Tamirhanenin bitişiğindeki tahta kapıdan usulca içeri girer, birkaç dakika sonra yine aynı sakin hareketlerle, sorunu halletmiş olarak çıkardı.

Çalışır hale gelmiş eşyalarını hayranlıkla inceleyen çocuklar, bir yandan da kapının gerisinde neler olduğunu, her tür sorunu çözebilen alet edevatı, Tamirci’nin oturarak mı ayakta mı çalıştığını, içeride başka kimsenin bulunup bulunmadığını ve daha bir yığın sorunun yanıtını deli gibi merak eder, ama çizgi kadar karanlık dışında en ufak ipucu vermeyen esrarengiz oda hakkında hiçbir şey öğrenemezlerdi.

***

Tamirci’nin konuştuğu tek kişi vardı. O da “Seyyar” lakaplı, tekerlekli sandalyeli bir delikanlıydı. Sık sık arabası bozulduğundan Tamirci’nin müdavimlerinden olmuştu. İlk zamanlar ondan para almayı reddetmiş, sonra bu eşitsizliğe içerleyen Seyyar’ın ısrarlarına karşı koyamayarak sembolik bir servis ücretini kabul etmeye başlamış, onun verdiği paraları diğer kazançlarından ayrı tutarak bir kavanozda biriktirmişti.

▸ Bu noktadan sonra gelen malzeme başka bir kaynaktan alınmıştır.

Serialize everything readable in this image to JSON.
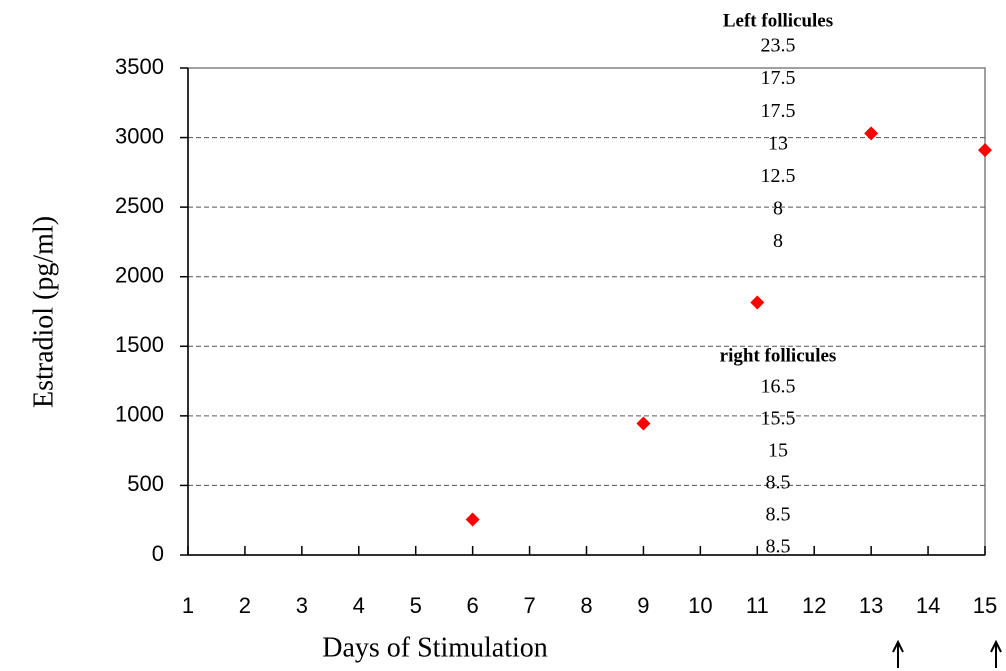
{
  "chart_data": {
    "type": "scatter",
    "x_label": "Days of Stimulation",
    "y_label": "Estradiol (pg/ml)",
    "series": [
      {
        "name": "Estradiol",
        "color": "#ff0000",
        "x": [
          6,
          9,
          11,
          13,
          15
        ],
        "values": [
          255,
          945,
          1815,
          3030,
          2910
        ]
      }
    ],
    "xlim": [
      1,
      15
    ],
    "xticks": [
      1,
      2,
      3,
      4,
      5,
      6,
      7,
      8,
      9,
      10,
      11,
      12,
      13,
      14,
      15
    ],
    "ylim": [
      0,
      3500
    ],
    "yticks": [
      0,
      500,
      1000,
      1500,
      2000,
      2500,
      3000,
      3500
    ],
    "grid": true,
    "annotations": [
      {
        "title": "Left follicules",
        "values": [
          23.5,
          17.5,
          17.5,
          13,
          12.5,
          8,
          8
        ]
      },
      {
        "title": "right follicules",
        "values": [
          16.5,
          15.5,
          15,
          8.5,
          8.5,
          8.5
        ]
      }
    ]
  }
}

Sonra bir gün, tekerlekli sandalyesine balans ayarı yapılmasını bekleyen Seyyar, içeride her zamankinden uzun kalan Tamirci’yi merak etmeye başlamışken, aralanan tahta kapının arasından gördüğü manzara karşısında hayatının en anlamlı sürprizini yaşamıştı: Tamirci; Seyyar’ın tekerlekli sandalyesine akü takmıştı.

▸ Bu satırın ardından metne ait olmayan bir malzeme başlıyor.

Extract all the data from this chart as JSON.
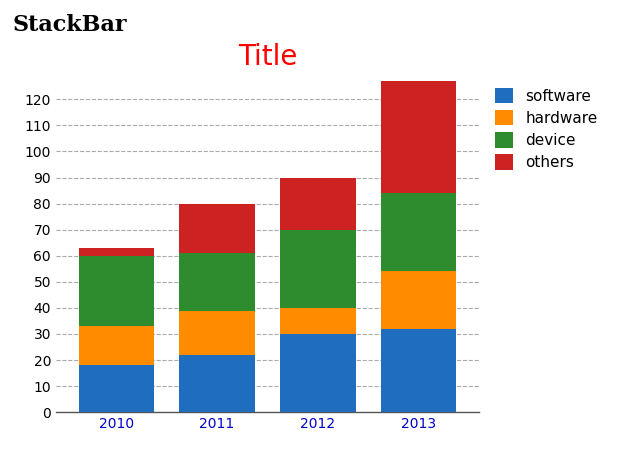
{
  "years": [
    "2010",
    "2011",
    "2012",
    "2013"
  ],
  "software": [
    18,
    22,
    30,
    32
  ],
  "hardware": [
    15,
    17,
    10,
    22
  ],
  "device": [
    27,
    22,
    30,
    30
  ],
  "others": [
    3,
    19,
    20,
    43
  ],
  "colors": {
    "software": "#1f6dbf",
    "hardware": "#ff8c00",
    "device": "#2e8b2e",
    "others": "#cc2222"
  },
  "title": "Title",
  "title_color": "#ff0000",
  "page_title": "StackBar",
  "ylim": [
    0,
    130
  ],
  "yticks": [
    0,
    10,
    20,
    30,
    40,
    50,
    60,
    70,
    80,
    90,
    100,
    110,
    120
  ],
  "grid_color": "#aaaaaa",
  "xlabel_color": "#0000cc",
  "bar_width": 0.75,
  "bg_color": "#ffffff",
  "title_fontsize": 20,
  "page_title_fontsize": 16,
  "tick_fontsize": 10,
  "legend_fontsize": 11
}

Seyyar nemlenen gözlerini koluyla silip ilk şoku atlattıktan sonra, teşekkür için yemek ısmarlamakta çok ısrar edince, aynı akşam birlikte meyhaneye gitmişlerdi.

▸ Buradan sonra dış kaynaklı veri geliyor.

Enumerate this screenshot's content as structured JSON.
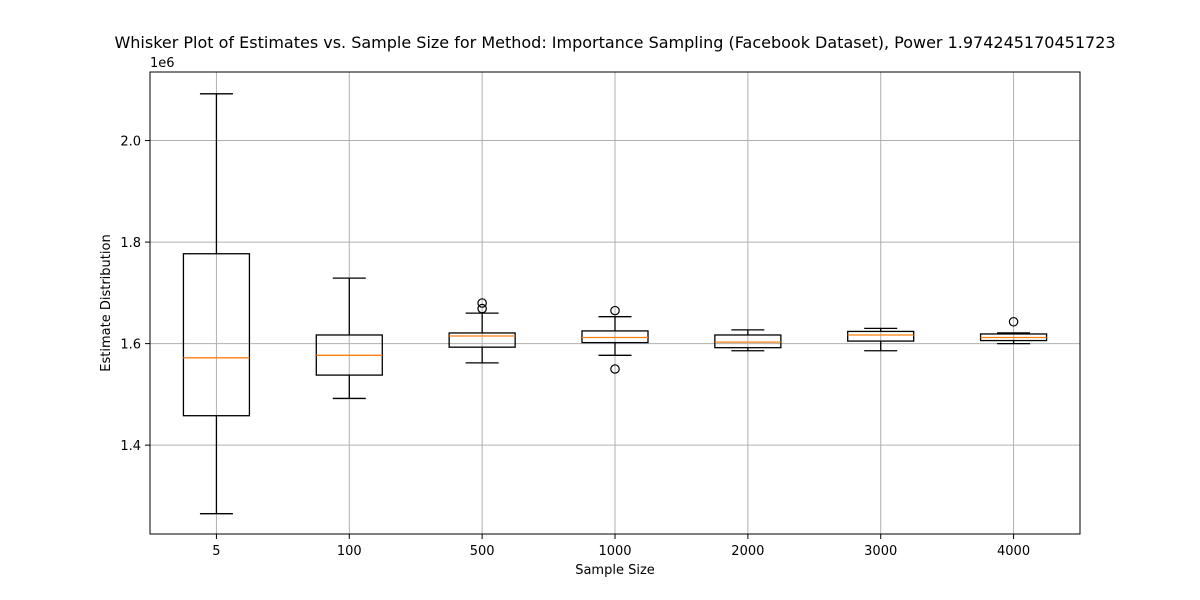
{
  "chart_data": {
    "type": "box",
    "title": "Whisker Plot of Estimates vs. Sample Size for Method: Importance Sampling (Facebook Dataset), Power 1.974245170451723",
    "xlabel": "Sample Size",
    "ylabel": "Estimate Distribution",
    "y_offset_label": "1e6",
    "ylim": [
      1.225,
      2.135
    ],
    "yticks": [
      1.4,
      1.6,
      1.8,
      2.0
    ],
    "ytick_labels": [
      "1.4",
      "1.6",
      "1.8",
      "2.0"
    ],
    "grid": true,
    "categories": [
      "5",
      "100",
      "500",
      "1000",
      "2000",
      "3000",
      "4000"
    ],
    "boxes": [
      {
        "category": "5",
        "whisker_low": 1.265,
        "q1": 1.458,
        "median": 1.572,
        "q3": 1.777,
        "whisker_high": 2.092,
        "outliers": []
      },
      {
        "category": "100",
        "whisker_low": 1.492,
        "q1": 1.538,
        "median": 1.577,
        "q3": 1.617,
        "whisker_high": 1.729,
        "outliers": []
      },
      {
        "category": "500",
        "whisker_low": 1.562,
        "q1": 1.593,
        "median": 1.615,
        "q3": 1.621,
        "whisker_high": 1.66,
        "outliers": [
          1.669,
          1.68
        ]
      },
      {
        "category": "1000",
        "whisker_low": 1.577,
        "q1": 1.602,
        "median": 1.612,
        "q3": 1.625,
        "whisker_high": 1.653,
        "outliers": [
          1.665,
          1.55
        ]
      },
      {
        "category": "2000",
        "whisker_low": 1.586,
        "q1": 1.592,
        "median": 1.603,
        "q3": 1.617,
        "whisker_high": 1.627,
        "outliers": []
      },
      {
        "category": "3000",
        "whisker_low": 1.586,
        "q1": 1.605,
        "median": 1.617,
        "q3": 1.624,
        "whisker_high": 1.63,
        "outliers": []
      },
      {
        "category": "4000",
        "whisker_low": 1.6,
        "q1": 1.606,
        "median": 1.612,
        "q3": 1.619,
        "whisker_high": 1.621,
        "outliers": [
          1.643
        ]
      }
    ],
    "colors": {
      "box": "#000000",
      "median": "#ff7f0e",
      "grid": "#b0b0b0"
    }
  }
}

Seyyar gece boyunca alkolün de etkisiyle iç dünyasını olduğu gibi ortaya döküp, Tamirci’yi kah duygulandırıp kah güldürdükten sonra nihayet Tamirci de çözülmüş, hayatında ilk kez kendisi hakkında birkaç cümle sarf etmişti:

Doğuştan her türlü bozukluğa, düzensizliğe, aksaklığa karşı aşırı derecede hassastı. Sorunu hızlıca çözemediği takdirde kilitleniyordu. Bu nedenle çocukluğundan itibaren gücünün yetmeyeceği sorunlardan uzak durmaya özen göstermiş, tamir edebileceği her türlü arızaya karşı da hazırlıklı olmanın ve müdahale etmenin yollarını öğrenmişti. Şükürler olsun, uzun süredir ciddi bir kriz yaşamamıştı.

***

Seyyar, o gece eve akülü sandalyesi ile jet gibi girince annesi ile kardeşinin ağızları açık kalmış, annesi Seyyar’ın açıklamasının ardından sevinçten ağlamaya başlamıştı.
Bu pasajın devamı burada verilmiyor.